The first impression I had from the overall look of the show, that it was clean and tidy. I couldn’t decide if I liked the dissonance between the subject matter and the look of the work itself to the white empty space, or if it felt too much like a gallery squashing it all to fit the norm. I am still undecided even after talking to Marie about their decision to keep it clean and let the work talk.
The one project that stood out for me was the, from what I heard from the curators, controversial work by collaborating artists GORSAD.
Installed as a Russian cross, these images show portraits of children alongside a whip, a melting ice cream and a bloody nose. Using children might always be a taboo, especially in an exhibition that has genitals all over its walls, but for me it was a work about a child’s play in this chaotic grown up world. The portrait that stood out the most was the blond girl smiling as her nose is bleeding, her smile is so captivating that I was able to dive into this portrait and look at it for a long time, which for me is always a good indication for a good photograph.
“We are in love with these people who are not eager to please. Sometimes even the most shy and constrained are unexpected in their behavior during shooting process. Shooting for us is an interesting and lively dialogue with those who are difficult to get in touch in everyday life.” (GORSAD)
Another work I found intriguing was a black and white grid installation by artist Irina Yulieva.
Her images reminded me of old photography styles of many of the urban and street photographers with heavy shadows, high contrast and noisy prints. Some of these images capture a real intimate moment that might not seem perfect of beautiful to many, but is true and sensitive. The grid allowed the presentation to follow the nature of the images which is both cluttered and messy but also creating a clear narrative of a place and time we have a chance to look into.
Slava, Whom I mentioned earlier, captured my attention because of a few specific images. His images felt very free and in some way had a boyish innocent to them, although there is much nudity I felt I was able to look beyond that, because it was not the main focus of the work. The nudity was just a part of the situation, was a part of this group’s bond and it was not nudity for the sake of nudity, it felt as the show was aiming for – Raw.
After going down the spiral stairs we went into a small and cozy theater where the video artists showed their work.
Martynka Wawrzyniak created a 9+ minutes work where she is being submerged in chocolate syrup. The video started with a clean faced, emptied bathtub portrait as the chocolate slowly starts pouring on her face. At the beginning and during the first half of the video the artists seems to ‘play’ a rule for the camera, being aware of her facial expressions by smiling and sometimes being seductive. I find it most interesting when things get harder and she almost loses her control over the situation. The chocolate is now covering more of her face, getting into her nose and eyes, it seems to start getting harder to deal with the chocolate. Her face features change and become harsh, and the video also gets harder to watch, uncomfortable.
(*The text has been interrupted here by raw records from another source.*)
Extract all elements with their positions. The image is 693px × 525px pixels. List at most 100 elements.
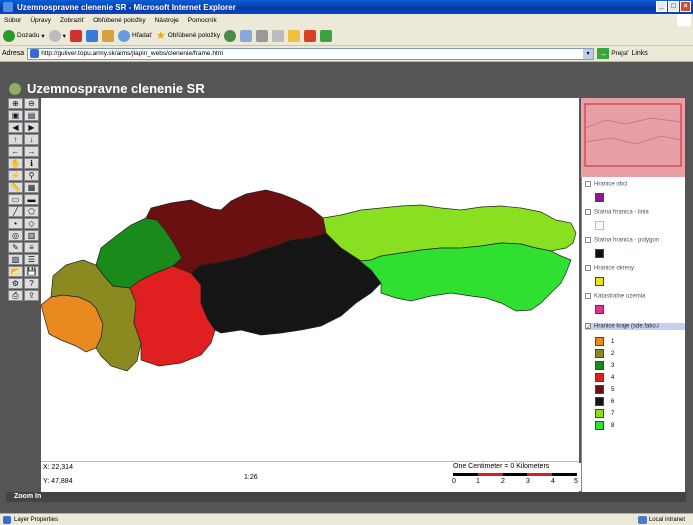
menu-view[interactable]: Zobraziť [60,17,84,24]
legend-toggle-icon[interactable]: ≡ [24,242,39,253]
class-label-7: 7 [611,411,615,417]
tool-mode-label: Zoom In [6,492,686,502]
stop-icon[interactable] [69,29,82,42]
scale-tick-2: 2 [501,478,505,485]
query-icon[interactable]: ▦ [24,182,39,193]
map-toolbar: ⊕ ⊖ ▣ ▤ ◀ ▶ ↑ ↓ ← → ✋ ℹ ⚡ ⚲ 📏 ▦ ▭ ▬ ╱ ⬠ … [8,98,40,343]
close-button[interactable]: × [680,1,691,12]
favorites-button[interactable]: ★ Obľúbené položky [156,29,220,42]
menu-tools[interactable]: Nástroje [155,17,179,24]
address-dropdown-icon[interactable]: ▾ [583,48,594,59]
class-swatch-5 [595,385,604,394]
overview-icon[interactable]: ▧ [8,254,23,265]
layer-list-icon[interactable]: ☰ [24,254,39,265]
folder-icon[interactable] [288,29,301,42]
back-button[interactable]: Dozadu ▾ [3,29,45,42]
layer-katastralne-uzemia[interactable]: Katastralne uzemia [585,293,645,300]
home-icon[interactable] [101,29,114,42]
pan-icon[interactable]: ✋ [8,158,23,169]
class-label-4: 4 [611,375,615,381]
zoom-previous-icon[interactable]: ◀ [8,122,23,133]
layer-hranice-obci[interactable]: Hranice obci [585,181,627,188]
minimize-button[interactable]: _ [656,1,667,12]
class-label-5: 5 [611,387,615,393]
history-icon[interactable] [224,29,237,42]
buffer-icon[interactable]: ◎ [8,230,23,241]
map-canvas[interactable] [40,98,579,461]
edit-icon[interactable] [272,29,285,42]
status-bar: Layer Properties Local intranet [0,513,693,525]
select-rectangle-icon[interactable]: ▭ [8,194,23,205]
measure-icon[interactable]: 📏 [8,182,23,193]
go-arrow-icon: → [597,48,610,59]
y-coordinate: Y: 47,884 [43,478,73,485]
links-button[interactable]: Links [631,50,647,57]
security-zone: Local intranet [648,516,685,523]
select-shape-icon[interactable]: ◇ [24,218,39,229]
print-icon[interactable] [256,29,269,42]
layer-checkbox[interactable] [585,237,591,243]
open-icon[interactable]: 📂 [8,266,23,277]
layer-checkbox-checked[interactable]: ✓ [585,323,591,331]
layer-swatch [595,277,604,286]
app-header: Uzemnospravne clenenie SR [6,80,686,97]
layer-checkbox[interactable] [585,181,591,187]
maximize-button[interactable]: □ [668,1,679,12]
menu-help[interactable]: Pomocník [188,17,217,24]
layer-hranice-kraje[interactable]: ✓ Hranice kraje (sde.fako.i [585,323,685,331]
globe-logo-icon [9,82,21,95]
print-map-icon[interactable]: ⎙ [8,290,23,301]
discuss-icon[interactable] [320,29,333,42]
mail-icon[interactable] [240,29,253,42]
address-input[interactable]: http://guliver.topu.army.sk/aims/jlapin_… [27,47,595,60]
messenger-icon[interactable] [304,29,317,42]
find-icon[interactable]: ⚲ [24,170,39,181]
page-icon [30,49,40,58]
map-scale: 1:26 [244,474,258,481]
zoom-active-icon[interactable]: ▤ [24,110,39,121]
forward-arrow-icon [48,29,61,42]
layer-checkbox[interactable] [585,209,591,215]
refresh-icon[interactable] [85,29,98,42]
pan-east-icon[interactable]: → [24,146,39,157]
export-icon[interactable]: ⇪ [24,290,39,301]
overview-map[interactable] [581,98,685,177]
class-swatch-8 [595,421,604,430]
class-swatch-3 [595,361,604,370]
zoom-out-icon[interactable]: ⊖ [24,98,39,109]
attribute-table-icon[interactable]: ▥ [24,230,39,241]
zoom-full-icon[interactable]: ▣ [8,110,23,121]
address-url: http://guliver.topu.army.sk/aims/jlapin_… [41,50,224,57]
menu-file[interactable]: Súbor [4,17,21,24]
go-button[interactable]: → Prejsť [597,48,628,59]
menu-edit[interactable]: Úpravy [30,17,51,24]
pan-south-icon[interactable]: ↓ [24,134,39,145]
class-swatch-1 [595,337,604,346]
clear-selection-icon[interactable]: ✎ [8,242,23,253]
select-icon[interactable]: ▬ [24,194,39,205]
select-point-icon[interactable]: • [8,218,23,229]
save-icon[interactable]: 💾 [24,266,39,277]
identify-icon[interactable]: ℹ [24,158,39,169]
search-button[interactable]: Hľadať [117,29,152,42]
layer-statna-hranica-polygon[interactable]: Statna hranica - polygon [585,237,659,244]
select-polygon-icon[interactable]: ⬠ [24,206,39,217]
help-icon[interactable]: ? [24,278,39,289]
pan-north-icon[interactable]: ↑ [8,134,23,145]
pan-west-icon[interactable]: ← [8,146,23,157]
zoom-in-icon[interactable]: ⊕ [8,98,23,109]
menu-bar: Súbor Úpravy Zobraziť Obľúbené položky N… [0,14,693,26]
forward-button[interactable]: ▾ [48,29,66,42]
layer-checkbox[interactable] [585,265,591,271]
layer-checkbox[interactable] [585,293,591,299]
select-line-icon[interactable]: ╱ [8,206,23,217]
zoom-next-icon[interactable]: ▶ [24,122,39,133]
layer-hranice-okresy[interactable]: Hranice okresy [585,265,634,272]
class-swatch-2 [595,349,604,358]
layer-statna-hranica-linia[interactable]: Statna hranica - linia [585,209,649,216]
class-swatch-4 [595,373,604,382]
menu-favorites[interactable]: Obľúbené položky [93,17,146,24]
options-icon[interactable]: ⚙ [8,278,23,289]
scale-bar-label: One Centimeter = 0 Kilometers [453,463,550,470]
hyperlink-icon[interactable]: ⚡ [8,170,23,181]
I couldn’t help but thinking the entire time about the person who was pouring the chocolate syrup. I found it fascinating to think about this off camera person, who is aggressively pouring chocolate syrup on someone else, while seeing them struggle.
Both Marie and Thomas seemed very passionate about both the show as a whole but also about the artists themselves. They looked proud and happy to be able and share the work in the US, for many of the artists it was their first time.
If you have a chance and you are around New York city the show will be up until April 4th at the Czech Center located on 321 E 73rd St, New York, NY 10021.